Everything has a story

...even if we don't know it.

I don't know the story behind these slate troughs in our wall. Clearly they were used to feed the pigs that once grunted and snouted in the farm yard because each trough has a chute, also made from slate, via which slops would have been poured. But what sort of slops - whey from butter making? Spent grain from brewing? No one seems to know, nor when the troughs date from nor how they were constructed (integral with the wall or inserted after?) How old are they and how rare? I haven't seen any similar.

I do know the stories behind the two trees visible in the picture.

The bay tree that overhangs the wall is the daughter of the daughter of an enormous bay tree that grew in the derelict garden that lay behind our previous home in Oxford. A big house had burnt down many years before and the garden had been left to run wild over the years since. There were all sorts of curious things to be found,  including one of the  original Sheldonian heads. I often poked around up there and I took a sucker from the bay to plant in our garden where it flourished - even surviving one severe winter when all the foliage froze brown and died.

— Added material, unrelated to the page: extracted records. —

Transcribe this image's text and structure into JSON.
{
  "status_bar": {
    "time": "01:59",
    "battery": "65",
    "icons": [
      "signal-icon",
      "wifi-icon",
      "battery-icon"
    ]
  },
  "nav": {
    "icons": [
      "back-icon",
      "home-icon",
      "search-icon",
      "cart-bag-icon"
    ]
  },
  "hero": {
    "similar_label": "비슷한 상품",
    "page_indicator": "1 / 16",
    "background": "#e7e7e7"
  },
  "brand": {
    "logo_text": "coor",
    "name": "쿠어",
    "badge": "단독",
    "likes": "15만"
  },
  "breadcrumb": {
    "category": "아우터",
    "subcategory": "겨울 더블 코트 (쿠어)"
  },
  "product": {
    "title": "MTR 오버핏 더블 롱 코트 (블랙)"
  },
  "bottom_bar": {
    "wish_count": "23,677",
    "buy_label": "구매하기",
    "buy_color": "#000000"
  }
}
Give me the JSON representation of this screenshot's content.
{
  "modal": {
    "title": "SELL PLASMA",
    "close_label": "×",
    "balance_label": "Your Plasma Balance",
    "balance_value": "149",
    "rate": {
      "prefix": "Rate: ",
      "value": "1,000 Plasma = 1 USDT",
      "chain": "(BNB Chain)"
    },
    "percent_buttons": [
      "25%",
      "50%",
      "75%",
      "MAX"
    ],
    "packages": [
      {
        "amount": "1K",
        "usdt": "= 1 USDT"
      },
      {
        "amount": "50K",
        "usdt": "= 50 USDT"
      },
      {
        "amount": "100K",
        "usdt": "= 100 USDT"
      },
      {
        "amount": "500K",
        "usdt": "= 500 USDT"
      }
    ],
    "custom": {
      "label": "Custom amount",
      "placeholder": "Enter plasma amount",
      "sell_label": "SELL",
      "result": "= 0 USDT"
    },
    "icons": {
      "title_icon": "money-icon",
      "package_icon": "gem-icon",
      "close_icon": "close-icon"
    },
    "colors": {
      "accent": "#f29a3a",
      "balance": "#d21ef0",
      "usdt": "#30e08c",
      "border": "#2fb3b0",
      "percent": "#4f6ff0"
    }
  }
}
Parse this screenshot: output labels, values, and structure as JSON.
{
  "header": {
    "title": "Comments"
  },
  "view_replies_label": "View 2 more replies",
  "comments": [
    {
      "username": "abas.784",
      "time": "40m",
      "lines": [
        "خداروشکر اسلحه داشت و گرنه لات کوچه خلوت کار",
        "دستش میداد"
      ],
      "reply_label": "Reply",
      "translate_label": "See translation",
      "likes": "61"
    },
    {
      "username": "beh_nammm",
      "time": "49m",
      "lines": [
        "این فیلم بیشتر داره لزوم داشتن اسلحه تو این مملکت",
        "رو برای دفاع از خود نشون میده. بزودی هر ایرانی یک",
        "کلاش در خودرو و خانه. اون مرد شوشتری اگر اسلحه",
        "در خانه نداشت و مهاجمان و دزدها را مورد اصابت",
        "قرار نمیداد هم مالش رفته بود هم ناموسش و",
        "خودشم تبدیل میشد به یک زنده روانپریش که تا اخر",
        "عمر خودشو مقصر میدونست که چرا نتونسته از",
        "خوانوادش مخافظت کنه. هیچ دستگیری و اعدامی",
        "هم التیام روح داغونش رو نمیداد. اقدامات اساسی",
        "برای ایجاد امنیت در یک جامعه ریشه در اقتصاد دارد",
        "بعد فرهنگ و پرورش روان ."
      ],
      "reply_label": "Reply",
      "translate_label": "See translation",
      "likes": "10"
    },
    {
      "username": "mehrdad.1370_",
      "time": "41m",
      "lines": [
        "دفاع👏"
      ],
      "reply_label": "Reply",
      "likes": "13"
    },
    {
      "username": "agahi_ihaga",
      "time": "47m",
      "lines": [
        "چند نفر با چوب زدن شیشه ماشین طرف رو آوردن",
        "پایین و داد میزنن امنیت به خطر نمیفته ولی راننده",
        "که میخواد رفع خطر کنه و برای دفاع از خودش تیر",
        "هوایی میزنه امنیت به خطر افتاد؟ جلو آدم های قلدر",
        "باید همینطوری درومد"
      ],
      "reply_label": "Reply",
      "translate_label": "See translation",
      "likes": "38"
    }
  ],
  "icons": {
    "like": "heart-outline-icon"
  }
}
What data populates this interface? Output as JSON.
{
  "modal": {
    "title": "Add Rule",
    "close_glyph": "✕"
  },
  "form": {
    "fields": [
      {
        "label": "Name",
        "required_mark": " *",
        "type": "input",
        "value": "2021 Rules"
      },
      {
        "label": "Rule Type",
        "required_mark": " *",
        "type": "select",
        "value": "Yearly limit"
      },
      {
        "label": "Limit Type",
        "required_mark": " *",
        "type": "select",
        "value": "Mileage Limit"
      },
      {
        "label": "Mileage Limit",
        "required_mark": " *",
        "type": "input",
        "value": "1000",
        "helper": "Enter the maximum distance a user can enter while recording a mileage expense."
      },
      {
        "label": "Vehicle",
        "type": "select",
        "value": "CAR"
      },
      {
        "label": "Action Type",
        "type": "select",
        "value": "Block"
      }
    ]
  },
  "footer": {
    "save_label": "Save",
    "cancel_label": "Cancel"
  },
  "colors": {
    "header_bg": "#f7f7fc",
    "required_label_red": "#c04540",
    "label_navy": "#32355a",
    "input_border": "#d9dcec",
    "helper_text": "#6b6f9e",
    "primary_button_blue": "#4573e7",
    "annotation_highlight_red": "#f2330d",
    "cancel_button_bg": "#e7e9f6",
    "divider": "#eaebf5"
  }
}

In 1994 I took a sucker from that bay tree to plant here, initially in a large tub which it outgrew and then was moved into the ground behind the wall.

[The original bay tree still survives and the derelict garden became the site of a small housing estate that goes by the name of  Bay Tree Close.]

The other tree, on the left, is a myrtle - currently in bloom, its small creamy flowers subtly perfuming the air when the sun shines. That too started life as a tiny sucker which was given to me by a former occupant of this house. Lady X was a war widow with a young family when she bought the farm in the late fifties and she hired some local men to work the land and look after the stock. One was a former German PoW who had settled nearby and was working at a neighbouring farm. Well, long story short, they fell for each other, the lady and the... not exactly a tramp but a tough and  resourceful survivor of warfare, injury and internment. 

 The scandal must have kept tongues wagging for years but in the fullness of time the two of them ended their days together in peace and comfort and both died at a ripe old age. Lady X gave me a sucker when I admired her myrtle tree  on a visit to them where they lived in later life.

 To be honest I wish I hadn't planted either so close to the house, not realising they would grow so big. But we never know what the future holds do we?